The government finally stepped in and put an end to it…and it only took about 45 years!

5. Planned Obsolescence

This may sound like an unfamiliar term, but trust me, you deal with this every day. Planned obsolescence basically means that everything you buy has an expiration date on it and will become obsolete at some point. But it wasn’t always this way, friends.

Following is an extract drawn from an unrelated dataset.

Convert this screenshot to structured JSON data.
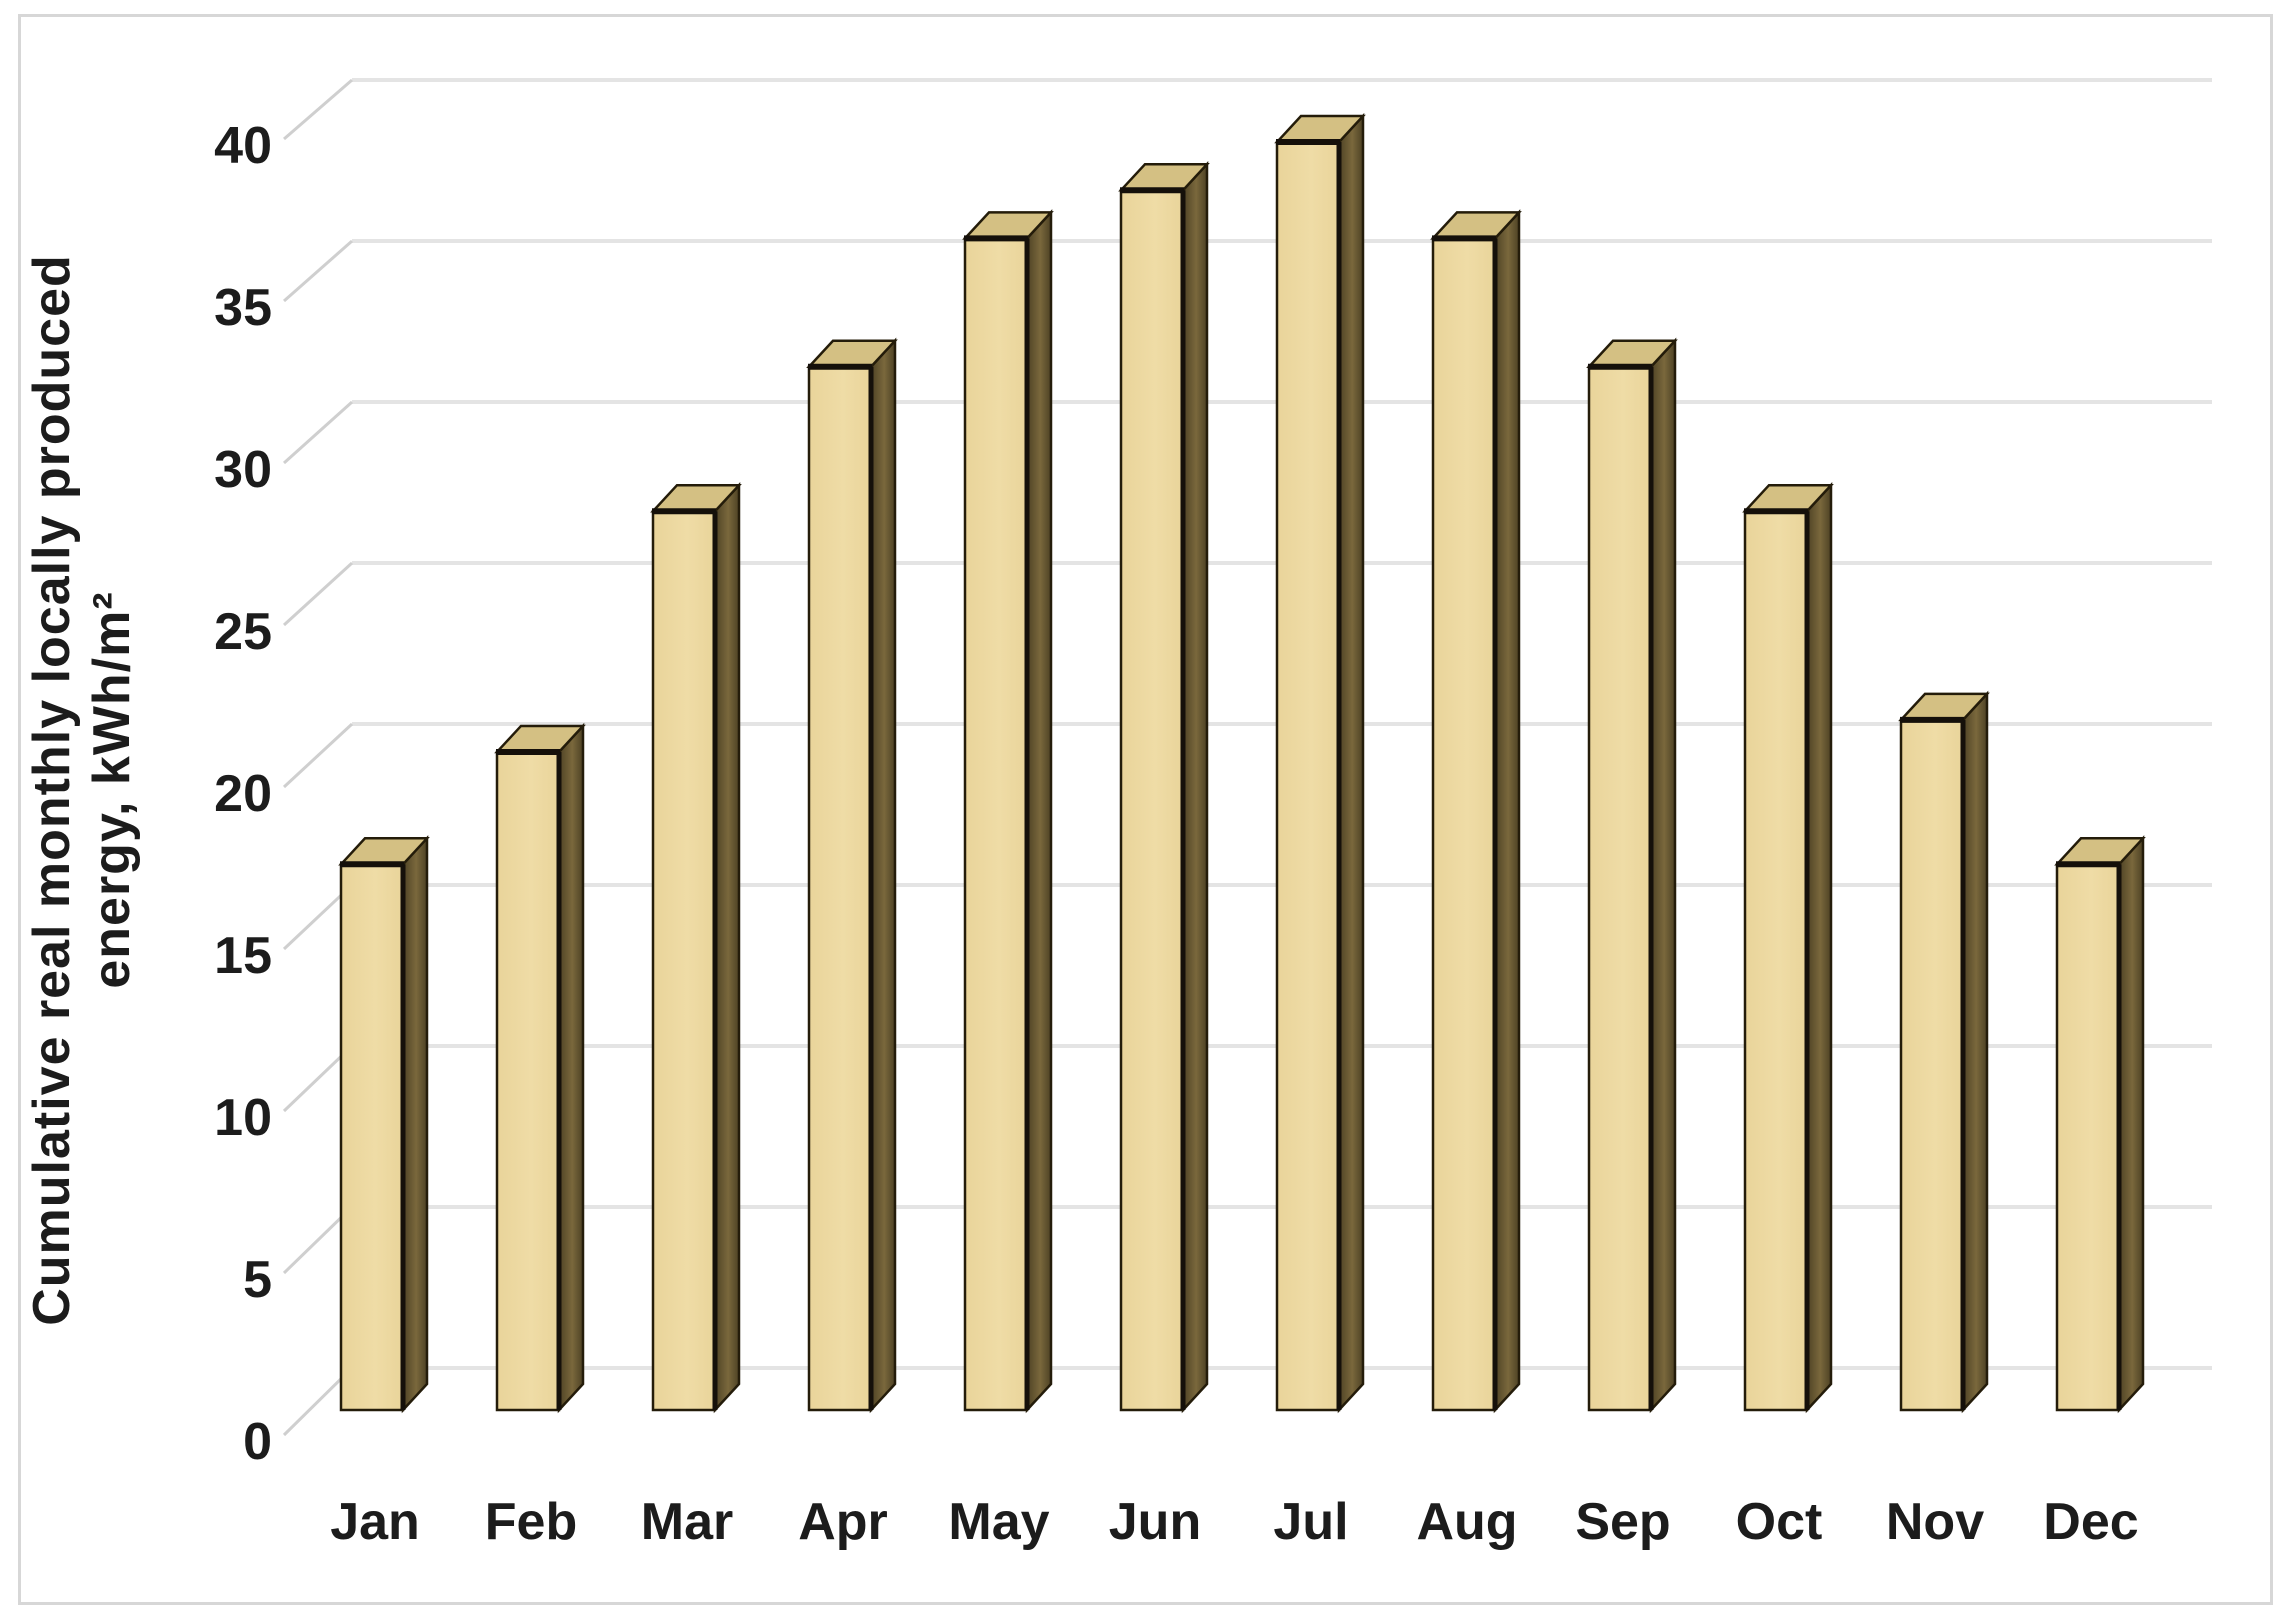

In the early 1900s, products were made to last. There are literally light bulbs that have been in use for over 100 years and they’re still going strong. So why did this change? In 1924, bigwigs from the world’s largest lighting companies (Philips, General Electric, and Osram) got together and dreamed up the “1,000 hour light bulb” that we’re familiar with today. The businessmen wondered why they should manufacture a product that people only had to buy once when they could make something that people would have to buy over and over again.

Photo Credit: pxhere

This business and manufacturing philosophy spread to other companies and that’s why we live in a world where you have to not only replace your burned-out light bulbs all the time, but also your laptop, your phone, and even your clothes. It’s now the industry standard.

Hey, the world belongs to big corporations, we just live in it.